“I’m starting to accept that,” she said. “I knew it intellectually.”
“Yeah, it’s different in practice.” I sat up.
Shit, that hurt.
“I think my ribs are still messed up.”
“Probably,” she said. “We need to get you to a clinic.”
“It has to wait. Here and now that’s an identifying feature of the suspect. Wait a few days and we go somewhere else. I’ll get by on painkillers.”
“That’s not smart,” she said.
“This is combat,” I replied.
She looked worried, but nodded. I could tell she didn’t agree.
“I was able to get on stage during the confusion,” she said.
“Yes?”
“You did cut him. I have a blood sample. One little drop they didn’t see at once.”
“You are increasingly trif at this,” I said. She smiled again. I added, “Don’t get cocky, though. That’s a fast way down.”
“Understood,” she said. “I’ve acquired enough tracking gear so we can do a better trace, but we’ll need to drive around.”
“Then let’s drive. Remember they’ll be doing the same.”
She nodded, and changed outfits. Mercifully, I was doped and getting used to it.
“I do need the ribs fixed,” I admitted.
“I know you do,” she said. “I’ll find a distant clinic.”
“We don’t have time.”
“If you die, the mission’s a scrub.”
She was right about that.
I collapsed into the car—a Ford this time—and she drove. I managed to stay with it, but it hurt like nothing had before. He’d caught something there.
I said, “These multiple phones are a hassle. I wish my implant transceiver still worked.”
She said, “I could have come up with something for that before we left.”
“I thought they’d been dumped due to leakage.” Great. That thing still worked?

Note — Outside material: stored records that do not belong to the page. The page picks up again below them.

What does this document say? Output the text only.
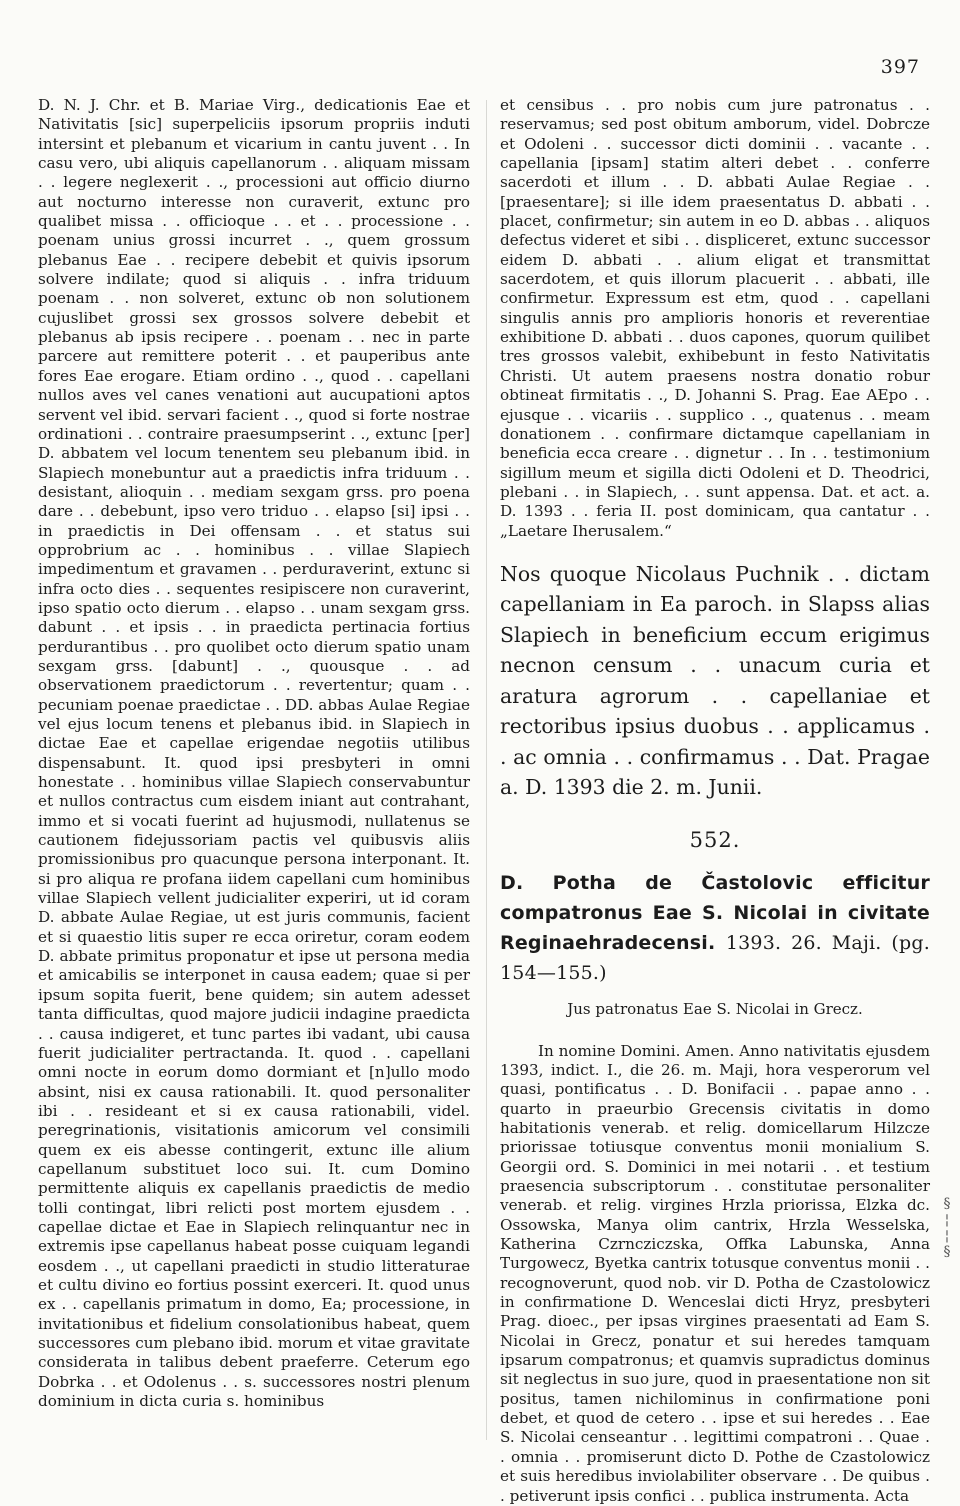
397

D. N. J. Chr. et B. Mariae Virg., dedicationis Eae et Nativitatis [sic] superpeliciis ipsorum propriis induti intersint et plebanum et vicarium in cantu juvent . . In casu vero, ubi aliquis capellanorum . . aliquam missam . . legere neglexerit . ., processioni aut officio diurno aut nocturno interesse non curaverit, extunc pro qualibet missa . . officioque . . et . . processione . . poenam unius grossi incurret . ., quem grossum plebanus Eae . . recipere debebit et quivis ipsorum solvere indilate; quod si aliquis . . infra triduum poenam . . non solveret, extunc ob non solutionem cujuslibet grossi sex grossos solvere debebit et plebanus ab ipsis recipere . . poenam . . nec in parte parcere aut remittere poterit . . et pauperibus ante fores Eae erogare. Etiam ordino . ., quod . . capellani nullos aves vel canes venationi aut aucupationi aptos servent vel ibid. servari facient . ., quod si forte nostrae ordinationi . . contraire praesumpserint . ., extunc [per] D. abbatem vel locum tenentem seu plebanum ibid. in Slapiech monebuntur aut a praedictis infra triduum . . desistant, alioquin . . mediam sexgam grss. pro poena dare . . debebunt, ipso vero triduo . . elapso [si] ipsi . . in praedictis in Dei offensam . . et status sui opprobrium ac . . hominibus . . villae Slapiech impedimentum et gravamen . . perduraverint, extunc si infra octo dies . . sequentes resipiscere non curaverint, ipso spatio octo dierum . . elapso . . unam sexgam grss. dabunt . . et ipsis . . in praedicta pertinacia fortius perdurantibus . . pro quolibet octo dierum spatio unam sexgam grss. [dabunt] . ., quousque . . ad observationem praedictorum . . revertentur; quam . . pecuniam poenae praedictae . . DD. abbas Aulae Regiae vel ejus locum tenens et plebanus ibid. in Slapiech in dictae Eae et capellae erigendae negotiis utilibus dispensabunt. It. quod ipsi presbyteri in omni honestate . . hominibus villae Slapiech conservabuntur et nullos contractus cum eisdem iniant aut contrahant, immo et si vocati fuerint ad hujusmodi, nullatenus se cautionem fidejussoriam pactis vel quibusvis aliis promissionibus pro quacunque persona interponant. It. si pro aliqua re profana iidem capellani cum hominibus villae Slapiech vellent judicialiter experiri, ut id coram D. abbate Aulae Regiae, ut est juris communis, facient et si quaestio litis super re ecca oriretur, coram eodem D. abbate primitus proponatur et ipse ut persona media et amicabilis se interponet in causa eadem; quae si per ipsum sopita fuerit, bene quidem; sin autem adesset tanta difficultas, quod majore judicii indagine praedicta . . causa indigeret, et tunc partes ibi vadant, ubi causa fuerit judicialiter pertractanda. It. quod . . capellani omni nocte in eorum domo dormiant et [n]ullo modo absint, nisi ex causa rationabili. It. quod personaliter ibi . . resideant et si ex causa rationabili, videl. peregrinationis, visitationis amicorum vel consimili quem ex eis abesse contingerit, extunc ille alium capellanum substituet loco sui. It. cum Domino permittente aliquis ex capellanis praedictis de medio tolli contingat, libri relicti post mortem ejusdem . . capellae dictae et Eae in Slapiech relinquantur nec in extremis ipse capellanus habeat posse cuiquam legandi eosdem . ., ut capellani praedicti in studio litteraturae et cultu divino eo fortius possint exerceri. It. quod unus ex . . capellanis primatum in domo, Ea; processione, in invitationibus et fidelium consolationibus habeat, quem successores cum plebano ibid. morum et vitae gravitate considerata in talibus debent praeferre. Ceterum ego Dobrka . . et Odolenus . . s. successores nostri plenum dominium in dicta curia s. hominibus

et censibus . . pro nobis cum jure patronatus . . reservamus; sed post obitum amborum, videl. Dobrcze et Odoleni . . successor dicti dominii . . vacante . . capellania [ipsam] statim alteri debet . . conferre sacerdoti et illum . . D. abbati Aulae Regiae . . [praesentare]; si ille idem praesentatus D. abbati . . placet, confirmetur; sin autem in eo D. abbas . . aliquos defectus videret et sibi . . displiceret, extunc successor eidem D. abbati . . alium eligat et transmittat sacerdotem, et quis illorum placuerit . . abbati, ille confirmetur. Expressum est etm, quod . . capellani singulis annis pro amplioris honoris et reverentiae exhibitione D. abbati . . duos capones, quorum quilibet tres grossos valebit, exhibebunt in festo Nativitatis Christi. Ut autem praesens nostra donatio robur obtineat firmitatis . ., D. Johanni S. Prag. Eae AEpo . . ejusque . . vicariis . . supplico . ., quatenus . . meam donationem . . confirmare dictamque capellaniam in beneficia ecca creare . . dignetur . . In . . testimonium sigillum meum et sigilla dicti Odoleni et D. Theodrici, plebani . . in Slapiech, . . sunt appensa. Dat. et act. a. D. 1393 . . feria II. post dominicam, qua cantatur . . „Laetare Iherusalem.“

Nos quoque Nicolaus Puchnik . . dictam capellaniam in Ea paroch. in Slapss alias Slapiech in beneficium eccum erigimus necnon censum . . unacum curia et aratura agrorum . . capellaniae et rectoribus ipsius duobus . . applicamus . . ac omnia . . confirmamus . . Dat. Pragae a. D. 1393 die 2. m. Junii.

552.
D. Potha de Častolovic efficitur compatronus Eae S. Nicolai in civitate Reginaehradecensi. 1393. 26. Maji. (pg. 154—155.)
Jus patronatus Eae S. Nicolai in Grecz.

In nomine Domini. Amen. Anno nativitatis ejusdem 1393, indict. I., die 26. m. Maji, hora vesperorum vel quasi, pontificatus . . D. Bonifacii . . papae anno . . quarto in praeurbio Grecensis civitatis in domo habitationis venerab. et relig. domicellarum Hilzcze priorissae totiusque conventus monii monialium S. Georgii ord. S. Dominici in mei notarii . . et testium praesencia subscriptorum . . constitutae personaliter venerab. et relig. virgines Hrzla priorissa, Elzka dc. Ossowska, Manya olim cantrix, Hrzla Wesselska, Katherina Czrncziczska, Offka Labunska, Anna Turgowecz, Byetka cantrix totusque conventus monii . . recognoverunt, quod nob. vir D. Potha de Czastolowicz in confirmatione D. Wenceslai dicti Hryz, presbyteri Prag. dioec., per ipsas virgines praesentati ad Eam S. Nicolai in Grecz, ponatur et sui heredes tamquam ipsarum compatronus; et quamvis supradictus dominus sit neglectus in suo jure, quod in praesentatione non sit positus, tamen nichilominus in confirmatione poni debet, et quod de cetero . . ipse et sui heredes . . Eae S. Nicolai censeantur . . legittimi compatroni . . Quae . . omnia . . promiserunt dicto D. Pothe de Czastolowicz et suis heredibus inviolabiliter observare . . De quibus . . petiverunt ipsis confici . . publica instrumenta. Acta

§
¦
¦
§
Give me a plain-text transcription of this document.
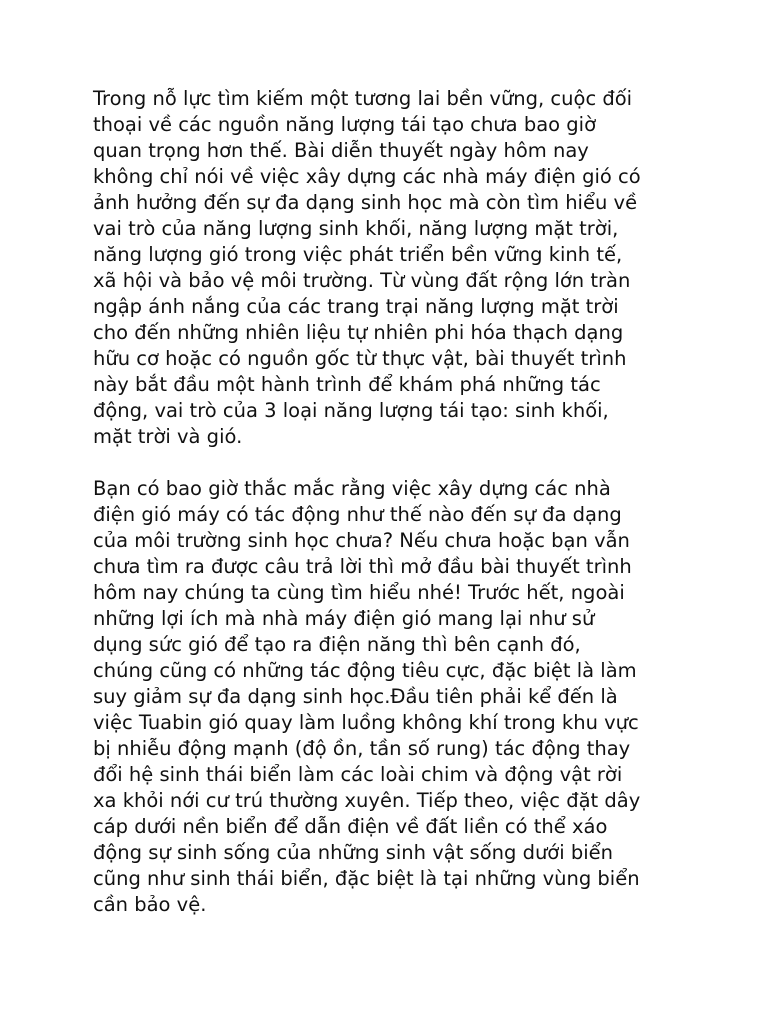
Trong nỗ lực tìm kiếm một tương lai bền vững, cuộc đối
thoại về các nguồn năng lượng tái tạo chưa bao giờ
quan trọng hơn thế. Bài diễn thuyết ngày hôm nay
không chỉ nói về việc xây dựng các nhà máy điện gió có
ảnh hưởng đến sự đa dạng sinh học mà còn tìm hiểu về
vai trò của năng lượng sinh khối, năng lượng mặt trời,
năng lượng gió trong việc phát triển bền vững kinh tế,
xã hội và bảo vệ môi trường. Từ vùng đất rộng lớn tràn
ngập ánh nắng của các trang trại năng lượng mặt trời
cho đến những nhiên liệu tự nhiên phi hóa thạch dạng
hữu cơ hoặc có nguồn gốc từ thực vật, bài thuyết trình
này bắt đầu một hành trình để khám phá những tác
động, vai trò của 3 loại năng lượng tái tạo: sinh khối,
mặt trời và gió.

Bạn có bao giờ thắc mắc rằng việc xây dựng các nhà
điện gió máy có tác động như thế nào đến sự đa dạng
của môi trường sinh học chưa? Nếu chưa hoặc bạn vẫn
chưa tìm ra được câu trả lời thì mở đầu bài thuyết trình
hôm nay chúng ta cùng tìm hiểu nhé! Trước hết, ngoài
những lợi ích mà nhà máy điện gió mang lại như sử
dụng sức gió để tạo ra điện năng thì bên cạnh đó,
chúng cũng có những tác động tiêu cực, đặc biệt là làm
suy giảm sự đa dạng sinh học.Đầu tiên phải kể đến là
việc Tuabin gió quay làm luồng không khí trong khu vực
bị nhiễu động mạnh (độ ồn, tần số rung) tác động thay
đổi hệ sinh thái biển làm các loài chim và động vật rời
xa khỏi nới cư trú thường xuyên. Tiếp theo, việc đặt dây
cáp dưới nền biển để dẫn điện về đất liền có thể xáo
động sự sinh sống của những sinh vật sống dưới biển
cũng như sinh thái biển, đặc biệt là tại những vùng biển
cần bảo vệ.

“Dumped due to compromise of frequency and limited power. Tech has changed. I could run a modern phone into it. If I’d known.”
“Well, crap. Sorry.” I wish I’d known.
She said, “The new implants are better. Lower profile and improved scramble.”
“Also secret enough I wasn’t aware.”
“With respect, I suggested to the boss we use someone younger and more up to date.”
“There’d be advantages to that,” I said. “I’m not sure they’re enough.”
We were quiet for a bit.
At least this wasn’t Earth. We left the metroplex and it got dark and quiet fast. The surface changed from highway to road. An hour later we pulled into a smaller town, and on the south edge was an all hours clinic.
We walked in through the lit entrance, and she pulled out more ID. “I have your wallet, honey,” she said. I didn’t have to feign the pain and appreciation.
“What happened?” the duty nurse asked.
“We were backpacking and he fell onto a stump this morning. Showered and changed and the twit tried to get through it with painkillers and OTC.”
I found it easy to look sheepish and hurt.
They put me in a chair, and in twenty minutes I was ultrasounded, X-rayed, taped, tapped and full of painkillers that let my brain mostly engage. I had a slight piercing and pneumothorax from a rib. He’d hit me good.
There was no bill. We’d paid an insurance charge with our entry visa. I couldn’t recall if that ID had been covered, or if they’d do the books later and get a null. This ID was going away in ten minutes, though.
“Go easy for a couple of days, Mr. Carn, and make sure to follow up with your own practitioner. You will need additional treatment to make sure it heals straight.”
“Yes, ma’am. Thank you.” I looked at Silver and said, “I guess we’ll have to take the floater ride instead of hiking up the hill.”
We made it to the car, and I did feel significantly better with a valve in my side and the ribs straightened. I would take it easy for a couple of days anyway. I had to track Randall to wherever he was.
I felt guilty about resting, but I had to. Pain, fatigue, medication and age conspired to drop me comatose where I reclined as Silver drove. I woke enough to be nauseated and groggy as I walked in a haze to a room, then collapsed carefully on the bed to curl up on my good side.
I was so out of it, I remember waking up to see Silver stripped nude, toning her skin. I closed my eyes and when I woke again it was hours later. I realized I’d missed the show. Not that it would have done me any good.
I heard Silver say, “So that stuff destroys your short term-memory.”
“Oh?”
“Yeah, you told me the story of how you got kicked three times, though the tellings were consistent enough to make you a credible eye witness if you ever get called.”